All schools should publish their commitment to religious education, Commission on RE proposes

Interim report finds rules governing RE are not fit for purpose

All state-funded schools in England should publish details of their approach to religious education and how they meet the requirements of a new National Entitlement for RE, under proposals set out in an interim report by the Commission on Religious Education published today (September 21, 2017).

The recommendation is one of a series of proposals set out for consultation in the Commission’s report, “Religious Education for All”, which reviews the law and policies behind RE, as well as the way it is delivered in schools.  The Commission’s aim is to improve the quality and rigour of the subject and its capacity to prepare pupils for life in modern Britain.

The report criticises the current inconsistency in the quality and provision of RE. It cites increasing numbers of schools that are failing to meet their basic legal requirements, meaning pupils experience a lottery in access to high quality RE and miss out on vital preparation for life in a multicultural society and globalised world.

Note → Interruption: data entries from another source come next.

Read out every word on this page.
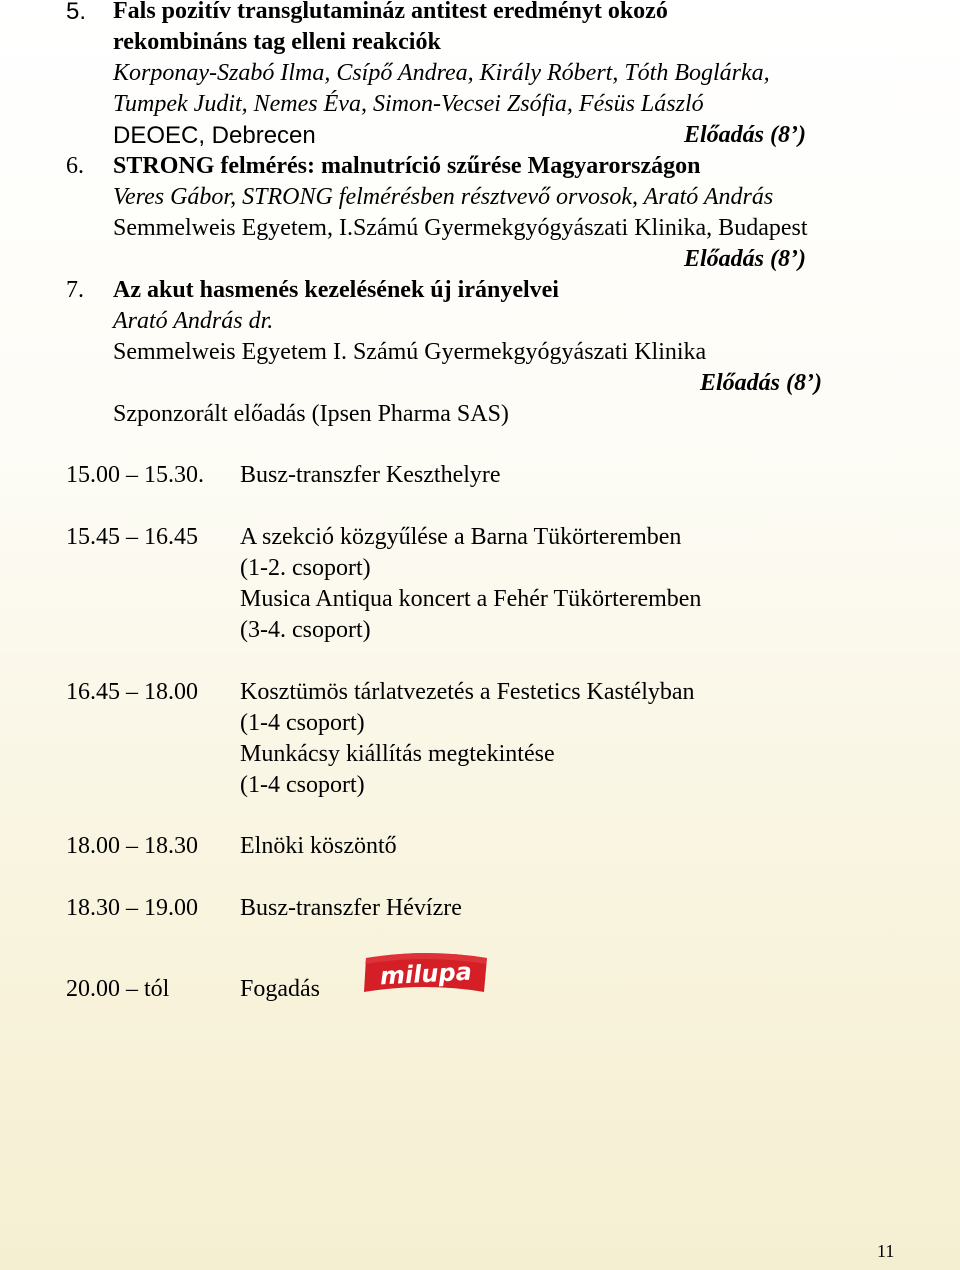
5. Fals pozitív transglutamináz antitest eredményt okozó
rekombináns tag elleni reakciók
Korponay-Szabó Ilma, Csípő Andrea, Király Róbert, Tóth Boglárka,
Tumpek Judit, Nemes Éva, Simon-Vecsei Zsófia, Fésüs László
DEOEC, Debrecen	Előadás (8’)
6. STRONG felmérés: malnutríció szűrése Magyarországon
Veres Gábor, STRONG felmérésben résztvevő orvosok, Arató András
Semmelweis Egyetem, I.Számú Gyermekgyógyászati Klinika, Budapest
Előadás (8’)
7. Az akut hasmenés kezelésének új irányelvei
Arató András dr.
Semmelweis Egyetem I. Számú Gyermekgyógyászati Klinika
Előadás (8’)
Szponzorált előadás (Ipsen Pharma SAS)
15.00 – 15.30. Busz-transzfer Keszthelyre
15.45 – 16.45 A szekció közgyűlése a Barna Tükörteremben
(1-2. csoport)
Musica Antiqua koncert a Fehér Tükörteremben
(3-4. csoport)
16.45 – 18.00 Kosztümös tárlatvezetés a Festetics Kastélyban
(1-4 csoport)
Munkácsy kiállítás megtekintése
(1-4 csoport)
18.00 – 18.30 Elnöki köszöntő
18.30 – 19.00 Busz-transzfer Hévízre
20.00 – tól	Fogadás milupa
11
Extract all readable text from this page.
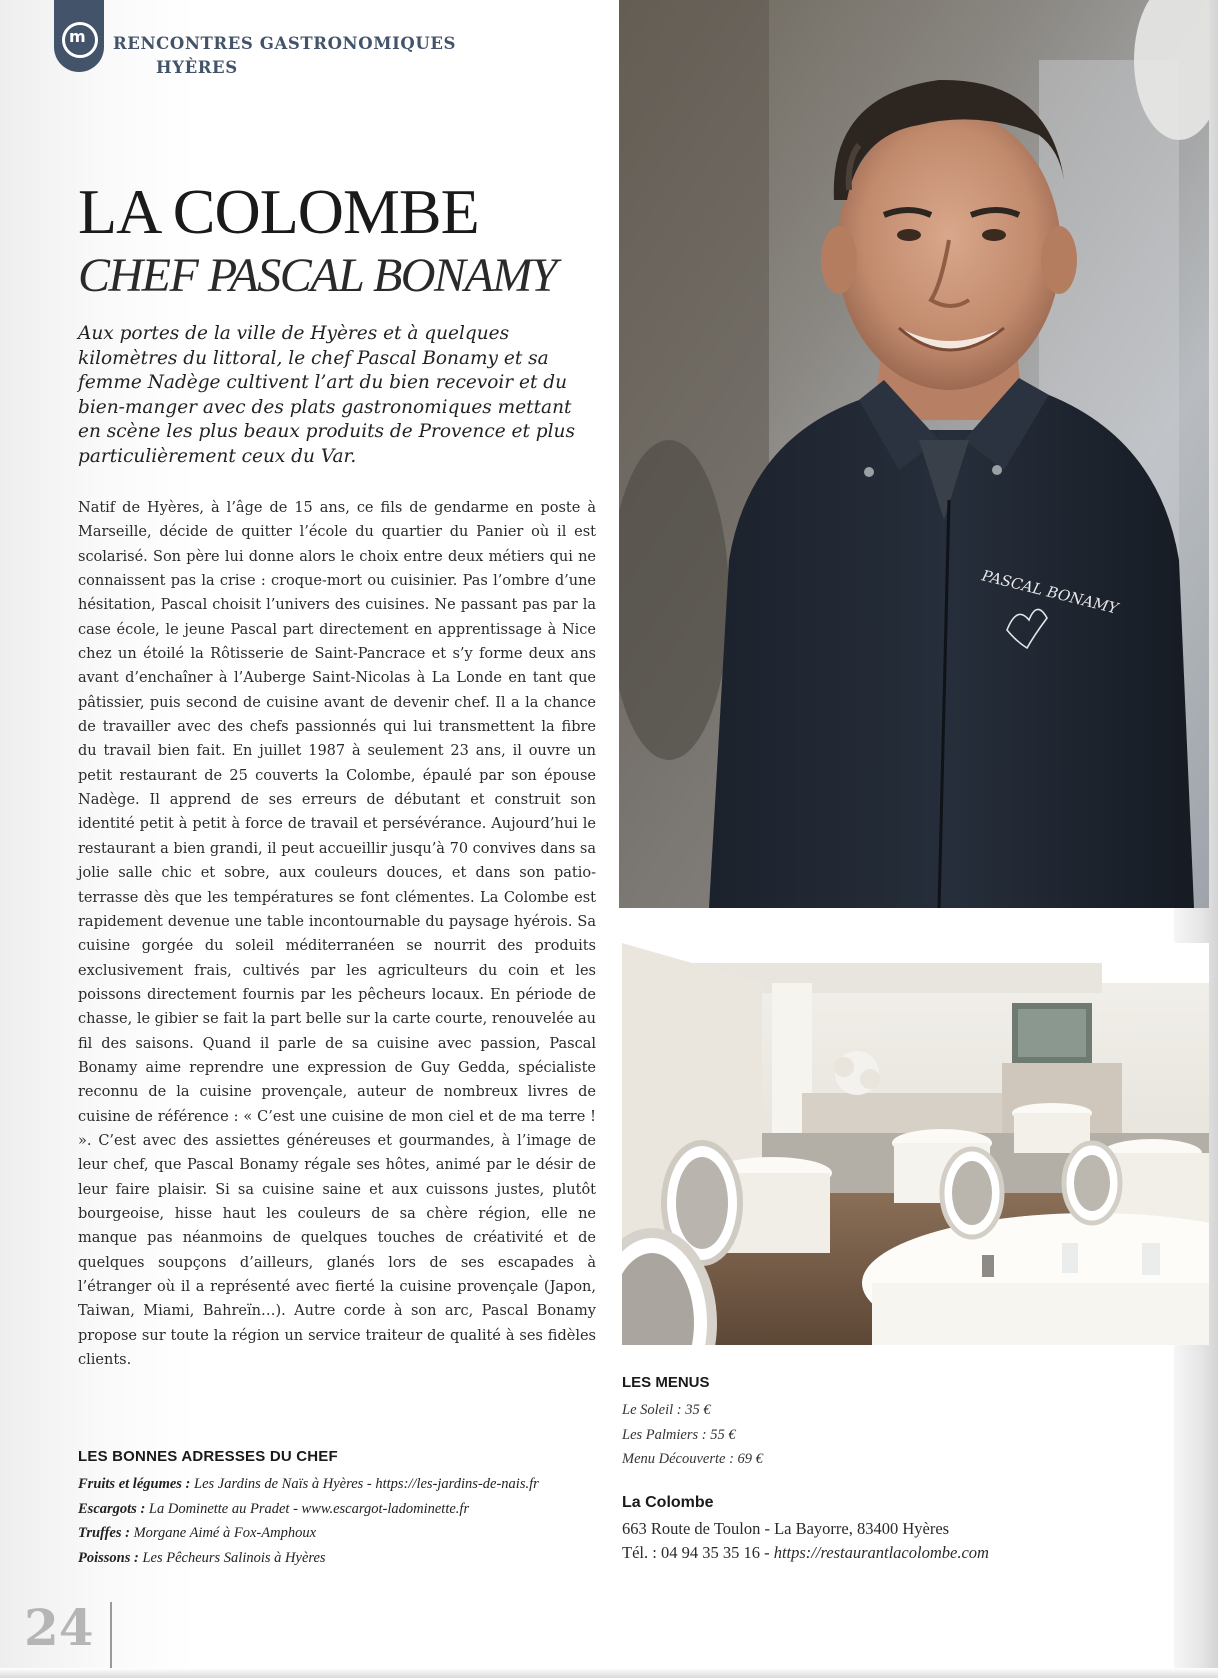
m RENCONTRES GASTRONOMIQUES
HYÈRES
LA COLOMBE
CHEF PASCAL BONAMY
Aux portes de la ville de Hyères et à quelques
kilomètres du littoral, le chef Pascal Bonamy et sa
femme Nadège cultivent l’art du bien recevoir et du
bien-manger avec des plats gastronomiques mettant
en scène les plus beaux produits de Provence et plus
particulièrement ceux du Var.
Natif de Hyères, à l’âge de 15 ans, ce fils de gendarme en poste à Marseille, décide de quitter l’école du quartier du Panier où il est scolarisé. Son père lui donne alors le choix entre deux métiers qui ne connaissent pas la crise : croque-mort ou cuisinier. Pas l’ombre d’une hésitation, Pascal choisit l’univers des cuisines. Ne passant pas par la case école, le jeune Pascal part directement en apprentissage à Nice chez un étoilé la Rôtisserie de Saint-Pancrace et s’y forme deux ans avant d’enchaîner à l’Auberge Saint-Nicolas à La Londe en tant que pâtissier, puis second de cuisine avant de devenir chef. Il a la chance de travailler avec des chefs passionnés qui lui transmettent la fibre du travail bien fait. En juillet 1987 à seulement 23 ans, il ouvre un petit restaurant de 25 couverts la Colombe, épaulé par son épouse Nadège. Il apprend de ses erreurs de débutant et construit son identité petit à petit à force de travail et persévérance. Aujourd’hui le restaurant a bien grandi, il peut accueillir jusqu’à 70 convives dans sa jolie salle chic et sobre, aux couleurs douces, et dans son patio-terrasse dès que les températures se font clémentes. La Colombe est rapidement devenue une table incontournable du paysage hyérois. Sa cuisine gorgée du soleil méditerranéen se nourrit des produits exclusivement frais, cultivés par les agriculteurs du coin et les poissons directement fournis par les pêcheurs locaux. En période de chasse, le gibier se fait la part belle sur la carte courte, renouvelée au fil des saisons. Quand il parle de sa cuisine avec passion, Pascal Bonamy aime reprendre une expression de Guy Gedda, spécialiste reconnu de la cuisine provençale, auteur de nombreux livres de cuisine de référence : « C’est une cuisine de mon ciel et de ma terre ! ». C’est avec des assiettes généreuses et gourmandes, à l’image de leur chef, que Pascal Bonamy régale ses hôtes, animé par le désir de leur faire plaisir. Si sa cuisine saine et aux cuissons justes, plutôt bourgeoise, hisse haut les couleurs de sa chère région, elle ne manque pas néanmoins de quelques touches de créativité et de quelques soupçons d’ailleurs, glanés lors de ses escapades à l’étranger où il a représenté avec fierté la cuisine provençale (Japon, Taiwan, Miami, Bahreïn…). Autre corde à son arc, Pascal Bonamy propose sur toute la région un service traiteur de qualité à ses fidèles clients.
LES BONNES ADRESSES DU CHEF
Fruits et légumes : Les Jardins de Naïs à Hyères - https://les-jardins-de-nais.fr
Escargots : La Dominette au Pradet - www.escargot-ladominette.fr
Truffes : Morgane Aimé à Fox-Amphoux
Poissons : Les Pêcheurs Salinois à Hyères
24
PASCAL BONAMY
LES MENUS
Le Soleil : 35 €
Les Palmiers : 55 €
Menu Découverte : 69 €
La Colombe
663 Route de Toulon - La Bayorre, 83400 Hyères
Tél. : 04 94 35 35 16 - https://restaurantlacolombe.com
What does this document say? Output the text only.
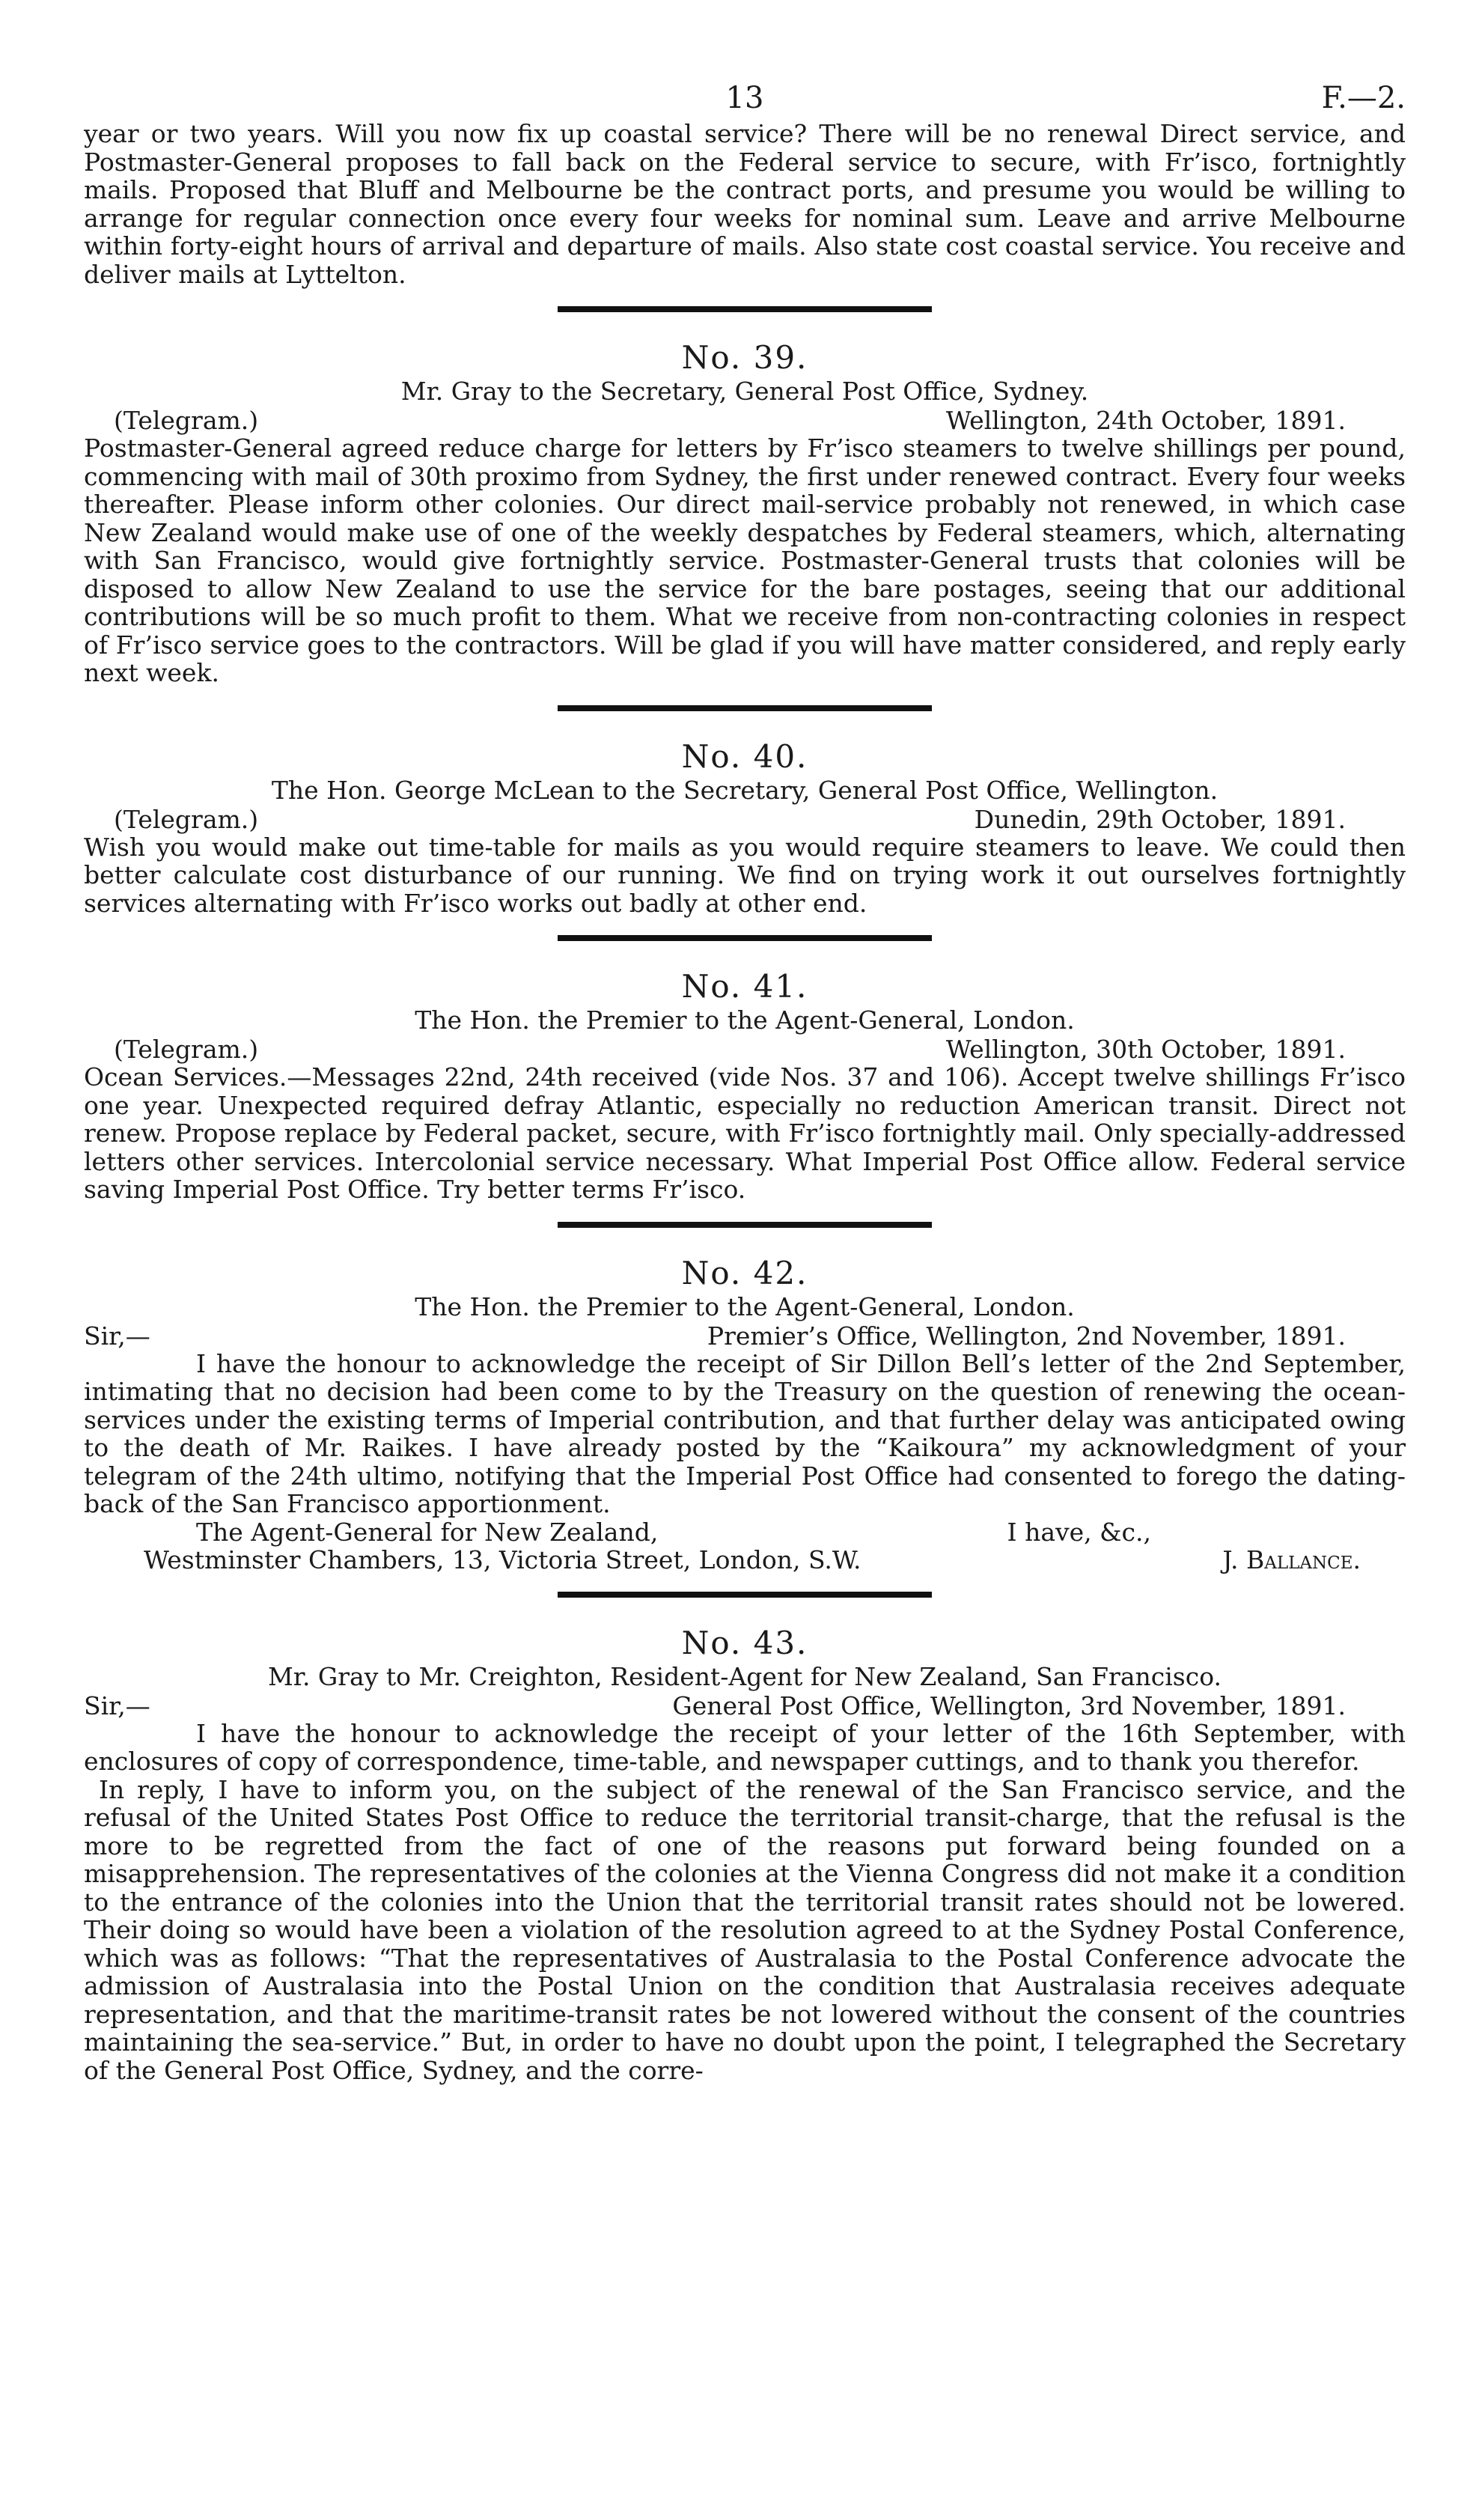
13	F.—2.

year or two years. Will you now fix up coastal service? There will be no renewal Direct service, and Postmaster-General proposes to fall back on the Federal service to secure, with Fr’isco, fortnightly mails. Proposed that Bluff and Melbourne be the contract ports, and presume you would be willing to arrange for regular connection once every four weeks for nominal sum. Leave and arrive Melbourne within forty-eight hours of arrival and departure of mails. Also state cost coastal service. You receive and deliver mails at Lyttelton.

No. 39.
Mr. Gray to the Secretary, General Post Office, Sydney.
(Telegram.)	Wellington, 24th October, 1891.

Postmaster-General agreed reduce charge for letters by Fr’isco steamers to twelve shillings per pound, commencing with mail of 30th proximo from Sydney, the first under renewed contract. Every four weeks thereafter. Please inform other colonies. Our direct mail-service probably not renewed, in which case New Zealand would make use of one of the weekly despatches by Federal steamers, which, alternating with San Francisco, would give fortnightly service. Postmaster-General trusts that colonies will be disposed to allow New Zealand to use the service for the bare postages, seeing that our additional contributions will be so much profit to them. What we receive from non-contracting colonies in respect of Fr’isco service goes to the contractors. Will be glad if you will have matter considered, and reply early next week.

No. 40.
The Hon. George McLean to the Secretary, General Post Office, Wellington.
(Telegram.)	Dunedin, 29th October, 1891.

Wish you would make out time-table for mails as you would require steamers to leave. We could then better calculate cost disturbance of our running. We find on trying work it out ourselves fortnightly services alternating with Fr’isco works out badly at other end.

No. 41.
The Hon. the Premier to the Agent-General, London.
(Telegram.)	Wellington, 30th October, 1891.

Ocean Services.—Messages 22nd, 24th received (vide Nos. 37 and 106). Accept twelve shillings Fr’isco one year. Unexpected required defray Atlantic, especially no reduction American transit. Direct not renew. Propose replace by Federal packet, secure, with Fr’isco fortnightly mail. Only specially-addressed letters other services. Intercolonial service necessary. What Imperial Post Office allow. Federal service saving Imperial Post Office. Try better terms Fr’isco.

No. 42.
The Hon. the Premier to the Agent-General, London.
Sir,—	Premier’s Office, Wellington, 2nd November, 1891.

I have the honour to acknowledge the receipt of Sir Dillon Bell’s letter of the 2nd September, intimating that no decision had been come to by the Treasury on the question of renewing the ocean-services under the existing terms of Imperial contribution, and that further delay was anticipated owing to the death of Mr. Raikes. I have already posted by the “Kaikoura” my acknowledgment of your telegram of the 24th ultimo, notifying that the Imperial Post Office had consented to forego the dating-back of the San Francisco apportionment.

The Agent-General for New Zealand,	I have, &c.,
Westminster Chambers, 13, Victoria Street, London, S.W.	J. Ballance.
No. 43.
Mr. Gray to Mr. Creighton, Resident-Agent for New Zealand, San Francisco.
Sir,—	General Post Office, Wellington, 3rd November, 1891.

I have the honour to acknowledge the receipt of your letter of the 16th September, with enclosures of copy of correspondence, time-table, and newspaper cuttings, and to thank you therefor.

In reply, I have to inform you, on the subject of the renewal of the San Francisco service, and the refusal of the United States Post Office to reduce the territorial transit-charge, that the refusal is the more to be regretted from the fact of one of the reasons put forward being founded on a misapprehension. The representatives of the colonies at the Vienna Congress did not make it a condition to the entrance of the colonies into the Union that the territorial transit rates should not be lowered. Their doing so would have been a violation of the resolution agreed to at the Sydney Postal Conference, which was as follows: “That the representatives of Australasia to the Postal Conference advocate the admission of Australasia into the Postal Union on the condition that Australasia receives adequate representation, and that the maritime-transit rates be not lowered without the consent of the countries maintaining the sea-service.” But, in order to have no doubt upon the point, I telegraphed the Secretary of the General Post Office, Sydney, and the corre-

Among the proposals by the Commission on RE, an independent body with members from a variety of backgrounds and expertise, including teaching, the law, and academia, are:

  • A new National Entitlement for Religious Education. This would clearly set out for the first time the aims and purposes of RE and what students should experience in the course of their study. For example, the Commission proposes that RE should enable pupils to understand the relationship between people’s worldview and their thinking and actions in political, public, social and cultural life, and how worldviews are ‘inextricably woven into, influence and are influenced by, all dimensions of human experience’. The Commission also believes that RE plays a role in preparing pupils for life in modern Britain by enabling them to engage respectfully with people with worldviews different from their own.

 

  • Schools should be held to account for the provision and quality of RE they provide. All schools, including free schools, academies, and schools of a religious character, should publish details of how they meet the new National Entitlement, and inspectors and other approved bodies would have the power to monitor RE to ensure a minimum standard.

 

  • A National Plan for improving the teaching and learning of RE – along the lines the National Plan for Music Education – which brings together the Commission’s recommendations for improving teacher subject knowledge. The nine draft proposals for the plan include a minimum of 12 hours devoted to RE in all primary initial teacher training courses; the opportunity for all primary trainees to observe RE teaching in a leading school for RE; and the requirement that teachers ‘demonstrate a good understanding of and take responsibility for the sensitive handling of controversial issues, including thoughtful discussion of religious and non-religious worldviews’. The Commission also recommends that bursaries for trainee RE teachers are brought in line with other subjects where there is a shortage of recruits.

Chair of the Commission, The Very Rev Dr John Hall, said:

“All students need a thorough understanding of religious and non-religious worldviews, regardless of their own personal views, as a vital preparation for life and employment in modern Britain. A rich understanding of Britain’s diverse communities and a broad perception of different worldviews will enable students to build a more cohesive and peaceful world for the future.

“However, the evidence is that too many state schools are failing to meet their legal obligations to provide religious education for all students. This is unfair. So we are recommending a National Entitlement for RE and that all schools should be required to give an account of how they make the provision.

“At the same time, we wish to see a review of the quality of RE teaching and of teacher education in RE.  We need to ensure that students’ learning addresses how religious and non-religious worldviews affect people’s decisions and behaviour in almost every aspect of life.

The Commission on RE’s interim report will now be subject to an extensive consultation between October and December 2017, before it makes its final recommendation, which will be published in September 2018.